If n=m^3-m for some integer m, then n is a multiple of 6.

My work so far:
Suppose n=m^3 - m. Thus n=m(m-1)(m+1). First if m=2k for some integer k. Thus n=(2k)(2k-1)(2k+1)= 2 (k(2k-1)(2k+1)). Also if m=2k+1 for some integer k, then n=(2k+1)(2k)(2k+2)=2(k(2k+1)(2k+2))
Thus n is divisible by 2.
I would like to find out how n is also divisible by 3 because if n is divisible by 3 as well then n would be divisible by 6.
Answer by jsmallt9(3758) (Show Source):
You can put this solution on YOUR website!
If n=m^3-m for some integer m, then n is a multiple of 6.

My work so far:
Suppose n=m^3 - m. Thus n=m(m-1)(m+1).
This is correct.
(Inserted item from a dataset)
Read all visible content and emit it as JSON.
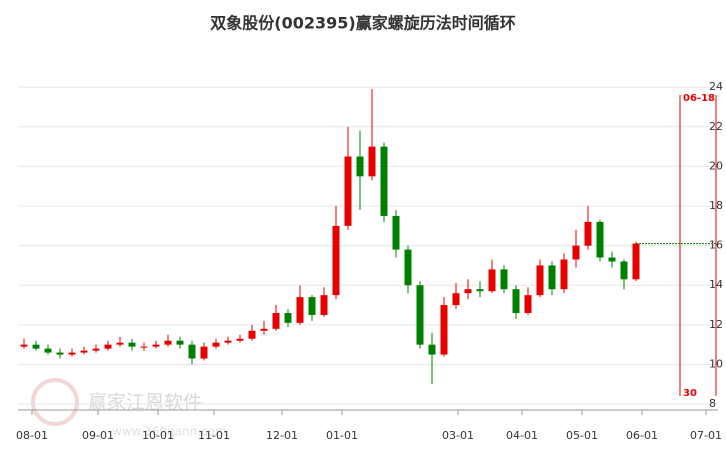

From this point I would say
If m is an integer, then (m-1), m, and (m+1) are 3 consecutive integers
In any set of 3 consecutive integers, there will be a multiple of 2 and a multiple of 3.
Any number that is the product of a multiple of 2 and a multiple of 3 will be a multiple of 6.

This may not be particularly formal as a proof but the logic is perfectly sound.